The deficiency here weighs heavily on the JP¥6.09b company itself, as if a child were struggling under the weight of an enormous back-pack full of books, his sports gear, and a trumpet. So we definitely think shareholders need to watch this one closely. After all, Arr Planner would likely require a major re-capitalisation if it had to pay its creditors today.
We use two main ratios to inform us about debt levels relative to earnings. The first is net debt divided by earnings before interest, tax, depreciation, and amortization (EBITDA), while the second is how many times its earnings before interest and tax (EBIT) covers its interest expense (or its interest cover, for short). This way, we consider both the absolute quantum of the debt, as well as the interest rates paid on it.

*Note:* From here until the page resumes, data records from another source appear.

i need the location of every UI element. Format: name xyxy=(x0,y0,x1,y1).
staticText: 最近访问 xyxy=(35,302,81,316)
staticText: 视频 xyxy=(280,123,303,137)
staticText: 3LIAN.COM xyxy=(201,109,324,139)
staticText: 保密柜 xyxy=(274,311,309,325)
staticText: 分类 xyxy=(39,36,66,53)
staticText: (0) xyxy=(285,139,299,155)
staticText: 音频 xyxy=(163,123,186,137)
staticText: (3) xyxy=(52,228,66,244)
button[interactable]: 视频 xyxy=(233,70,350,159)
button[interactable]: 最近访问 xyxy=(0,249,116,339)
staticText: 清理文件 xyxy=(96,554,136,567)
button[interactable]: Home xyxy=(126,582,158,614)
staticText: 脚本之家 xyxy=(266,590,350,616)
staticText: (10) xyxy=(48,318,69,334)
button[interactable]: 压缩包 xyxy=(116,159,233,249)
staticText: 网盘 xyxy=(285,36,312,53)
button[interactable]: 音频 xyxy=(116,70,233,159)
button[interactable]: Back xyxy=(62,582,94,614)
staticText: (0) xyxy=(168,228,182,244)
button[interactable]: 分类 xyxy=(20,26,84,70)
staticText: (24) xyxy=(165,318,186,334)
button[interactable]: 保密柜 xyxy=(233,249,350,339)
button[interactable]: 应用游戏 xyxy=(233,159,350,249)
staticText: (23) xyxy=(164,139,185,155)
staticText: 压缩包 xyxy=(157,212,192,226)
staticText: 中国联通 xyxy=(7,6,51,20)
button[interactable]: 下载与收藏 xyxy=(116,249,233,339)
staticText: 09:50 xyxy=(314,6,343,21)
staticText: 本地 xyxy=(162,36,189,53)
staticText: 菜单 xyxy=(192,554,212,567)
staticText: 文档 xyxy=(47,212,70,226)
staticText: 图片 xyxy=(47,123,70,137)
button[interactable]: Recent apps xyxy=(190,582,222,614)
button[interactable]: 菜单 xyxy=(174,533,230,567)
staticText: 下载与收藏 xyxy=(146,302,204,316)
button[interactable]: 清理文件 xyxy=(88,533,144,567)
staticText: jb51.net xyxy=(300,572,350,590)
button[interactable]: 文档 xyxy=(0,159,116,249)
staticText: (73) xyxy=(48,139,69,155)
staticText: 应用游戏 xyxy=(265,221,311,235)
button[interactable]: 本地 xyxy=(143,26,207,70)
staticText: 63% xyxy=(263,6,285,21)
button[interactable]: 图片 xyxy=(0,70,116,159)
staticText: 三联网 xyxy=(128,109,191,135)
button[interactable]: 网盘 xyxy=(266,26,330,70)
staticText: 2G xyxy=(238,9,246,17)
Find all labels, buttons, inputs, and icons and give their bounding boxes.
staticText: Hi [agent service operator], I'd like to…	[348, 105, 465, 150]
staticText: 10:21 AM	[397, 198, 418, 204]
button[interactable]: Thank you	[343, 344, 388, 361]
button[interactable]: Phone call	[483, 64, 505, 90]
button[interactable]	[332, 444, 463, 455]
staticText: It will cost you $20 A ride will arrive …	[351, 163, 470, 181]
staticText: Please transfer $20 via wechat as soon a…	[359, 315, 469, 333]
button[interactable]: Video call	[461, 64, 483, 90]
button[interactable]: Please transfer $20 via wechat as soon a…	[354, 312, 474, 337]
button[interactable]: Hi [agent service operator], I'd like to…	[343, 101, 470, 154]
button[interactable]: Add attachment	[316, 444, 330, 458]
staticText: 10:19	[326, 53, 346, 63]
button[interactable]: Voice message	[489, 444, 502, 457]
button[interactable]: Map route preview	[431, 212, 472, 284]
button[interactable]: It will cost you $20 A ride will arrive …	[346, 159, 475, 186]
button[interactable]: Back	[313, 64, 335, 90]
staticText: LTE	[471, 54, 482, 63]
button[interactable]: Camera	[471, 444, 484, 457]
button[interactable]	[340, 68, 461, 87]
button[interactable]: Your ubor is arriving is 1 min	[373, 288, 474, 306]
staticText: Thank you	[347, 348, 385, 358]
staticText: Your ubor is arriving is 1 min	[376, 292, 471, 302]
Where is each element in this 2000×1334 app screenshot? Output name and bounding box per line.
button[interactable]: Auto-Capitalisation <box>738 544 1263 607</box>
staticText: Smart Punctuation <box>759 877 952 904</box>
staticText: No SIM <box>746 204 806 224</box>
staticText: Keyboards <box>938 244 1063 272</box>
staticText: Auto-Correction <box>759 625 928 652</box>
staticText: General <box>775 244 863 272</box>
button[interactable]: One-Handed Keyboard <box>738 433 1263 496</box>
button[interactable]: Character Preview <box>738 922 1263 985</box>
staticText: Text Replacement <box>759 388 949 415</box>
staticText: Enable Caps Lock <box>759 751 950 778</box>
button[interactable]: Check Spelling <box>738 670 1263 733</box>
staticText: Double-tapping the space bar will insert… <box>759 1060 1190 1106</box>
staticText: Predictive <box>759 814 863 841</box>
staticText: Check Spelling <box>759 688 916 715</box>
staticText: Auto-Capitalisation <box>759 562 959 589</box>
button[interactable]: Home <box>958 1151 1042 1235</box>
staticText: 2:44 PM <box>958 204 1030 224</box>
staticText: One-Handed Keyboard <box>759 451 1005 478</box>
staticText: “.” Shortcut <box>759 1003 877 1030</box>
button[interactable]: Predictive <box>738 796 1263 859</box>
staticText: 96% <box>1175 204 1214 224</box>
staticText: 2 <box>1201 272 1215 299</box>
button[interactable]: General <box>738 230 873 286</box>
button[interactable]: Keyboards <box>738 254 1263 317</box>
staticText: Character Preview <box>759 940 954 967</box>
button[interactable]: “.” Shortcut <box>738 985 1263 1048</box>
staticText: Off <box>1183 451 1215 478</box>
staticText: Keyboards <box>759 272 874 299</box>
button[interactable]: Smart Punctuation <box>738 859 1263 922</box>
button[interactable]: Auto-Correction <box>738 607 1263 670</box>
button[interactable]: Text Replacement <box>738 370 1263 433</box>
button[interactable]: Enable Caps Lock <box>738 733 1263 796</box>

Arr Planner has a rather high debt to EBITDA ratio of 12.8 which suggests a meaningful debt load. However, its interest coverage of 4.2 is reasonably strong, which is a good sign. The good news is that Arr Planner improved its EBIT by 4.9% over the last twelve months, thus gradually reducing its debt levels relative to its earnings. There's no doubt that we learn most about debt from the balance sheet. But it is Arr Planner's earnings that will influence how the balance sheet holds up in the future. So when considering debt, it's definitely worth looking at the earnings trend. Click here for an interactive snapshot.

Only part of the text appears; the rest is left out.